There was an AWS:reInvent 2014 presentation about NASDAQ OMX. OMX is the holding company of NASDAQ that develops and grows the technology that runs stock exchanges in many countries.

OMX is using Redshift to build a cloud solution (FinQloud - Regulatory Records Retention) for their 20+ exchange customers (worldwide stock exchanges). To protect their data, they use HSMs (actually, a cluster of HSMs) to encrypt the data. NASDAQ OMX has a direct, leased connection to the AWS Data Centers. The data is stored on s3 in encrypted form and only decrypted at the time of Redshift building the reports by getting the decryption key from the HSM (over the leased connection). They have multiple alarms and monitoring around Redshift access in their offshore ops center (e.g. the postgres audit table).

True data privacy and protection is near impossible but Amazon makes it easier to achieve high-levels of data privacy and security.

http://www.slideshare.net/AmazonWebServices/bdt206-see-how-a...

http://aws.amazon.com/solutions/case-studies/nasdaq-finqloud...


The idea of encryption is that you can store it anywhere and it'd be secure.

If you can find an example of NASDAQ OMX using EC2 machines to host the data, maybe I'll believe you. But for now, your post is pretty bland hyperbole.

I'm sure the cloud is secure enough for a lot of businesses. But I think the links you have are reeking of "marketing", as opposed to a practical example.


They're doing the processing in RedShift, which is a hosted Amazon service, running on Amazon hardware.


I get downvoted all the time.

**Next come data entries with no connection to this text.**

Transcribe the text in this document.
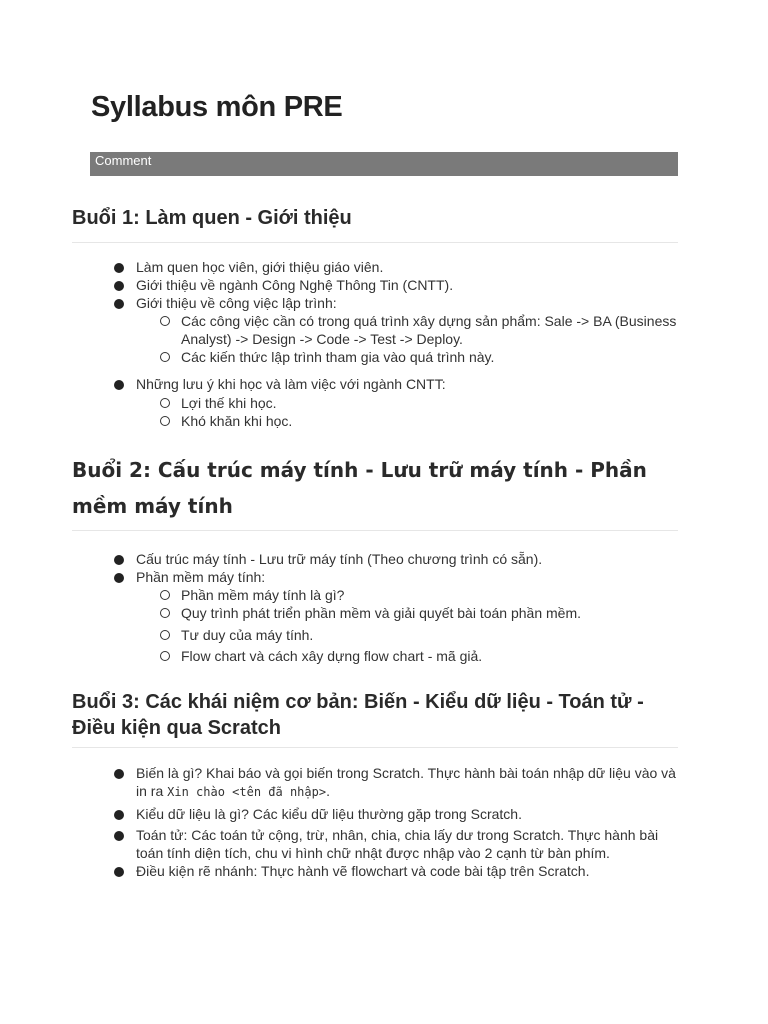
Syllabus môn PRE
Comment
Buổi 1: Làm quen - Giới thiệu
Làm quen học viên, giới thiệu giáo viên.
Giới thiệu về ngành Công Nghệ Thông Tin (CNTT).
Giới thiệu về công việc lập trình:
Các công việc cần có trong quá trình xây dựng sản phẩm: Sale -> BA (Business Analyst) -> Design -> Code -> Test -> Deploy.
Các kiến thức lập trình tham gia vào quá trình này.
Những lưu ý khi học và làm việc với ngành CNTT:
Lợi thế khi học.
Khó khăn khi học.
Buổi 2: Cấu trúc máy tính - Lưu trữ máy tính - Phần mềm máy tính
Cấu trúc máy tính - Lưu trữ máy tính (Theo chương trình có sẵn).
Phần mềm máy tính:
Phần mềm máy tính là gì?
Quy trình phát triển phần mềm và giải quyết bài toán phần mềm.
Tư duy của máy tính.
Flow chart và cách xây dựng flow chart - mã giả.
Buổi 3: Các khái niệm cơ bản: Biến - Kiểu dữ liệu - Toán tử - Điều kiện qua Scratch
Biến là gì? Khai báo và gọi biến trong Scratch. Thực hành bài toán nhập dữ liệu vào và in ra Xin chào <tên đã nhập>.
Kiểu dữ liệu là gì? Các kiểu dữ liệu thường gặp trong Scratch.
Toán tử: Các toán tử cộng, trừ, nhân, chia, chia lấy dư trong Scratch. Thực hành bài toán tính diện tích, chu vi hình chữ nhật được nhập vào 2 cạnh từ bàn phím.
Điều kiện rẽ nhánh: Thực hành vẽ flowchart và code bài tập trên Scratch.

Don't sweat bandwagon bias. It is what it is.

I'm working on this: http://utter.io/


Wow.. that is so similar to what I was thinking of. I knew I wasn't crazy. Well, I was pretty sure. I am very broke at the moment but I contributed a little to your Indiegogo.

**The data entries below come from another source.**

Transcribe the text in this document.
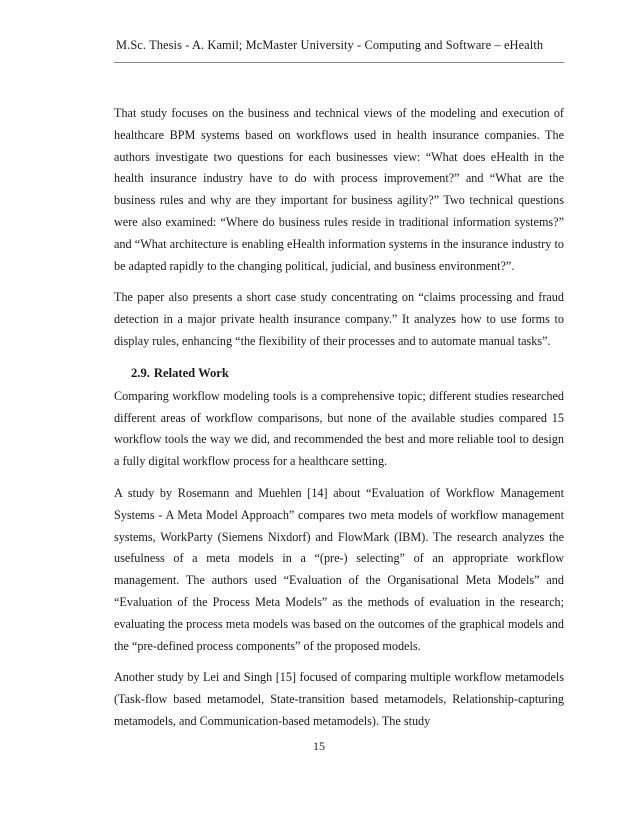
M.Sc. Thesis - A. Kamil; McMaster University - Computing and Software – eHealth

That study focuses on the business and technical views of the modeling and execution of healthcare BPM systems based on workflows used in health insurance companies. The authors investigate two questions for each businesses view: “What does eHealth in the health insurance industry have to do with process improvement?” and “What are the business rules and why are they important for business agility?” Two technical questions were also examined: “Where do business rules reside in traditional information systems?” and “What architecture is enabling eHealth information systems in the insurance industry to be adapted rapidly to the changing political, judicial, and business environment?”.

The paper also presents a short case study concentrating on “claims processing and fraud detection in a major private health insurance company.” It analyzes how to use forms to display rules, enhancing “the flexibility of their processes and to automate manual tasks”.

2.9. Related Work

Comparing workflow modeling tools is a comprehensive topic; different studies researched different areas of workflow comparisons, but none of the available studies compared 15 workflow tools the way we did, and recommended the best and more reliable tool to design a fully digital workflow process for a healthcare setting.

A study by Rosemann and Muehlen [14] about “Evaluation of Workflow Management Systems - A Meta Model Approach” compares two meta models of workflow management systems, WorkParty (Siemens Nixdorf) and FlowMark (IBM). The research analyzes the usefulness of a meta models in a “(pre-) selecting” of an appropriate workflow management. The authors used “Evaluation of the Organisational Meta Models” and “Evaluation of the Process Meta Models” as the methods of evaluation in the research; evaluating the process meta models was based on the outcomes of the graphical models and the “pre-defined process components” of the proposed models.

Another study by Lei and Singh [15] focused of comparing multiple workflow metamodels (Task-flow based metamodel, State-transition based metamodels, Relationship-capturing metamodels, and Communication-based metamodels). The study

15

I'm all for the decentralization things like Bitcoin can bring, but Ethereum is a scam (like so many others that are using the word "blockchain" to attract fools' money). That might be one of the reasons you are being downvoted.


With a cloud provider I at least have some confidence what I'm running on vs. some rando who's trying to skim personal info from one of your magical distributed nodes.


You weren't downvoted because you're downplaying a commercial; you were downvoted because you forgot the ponies.


This is from 2003. It explains why the Semantic web won't happen anytime soon. You're welcome to keep trying, though. Sounds cool.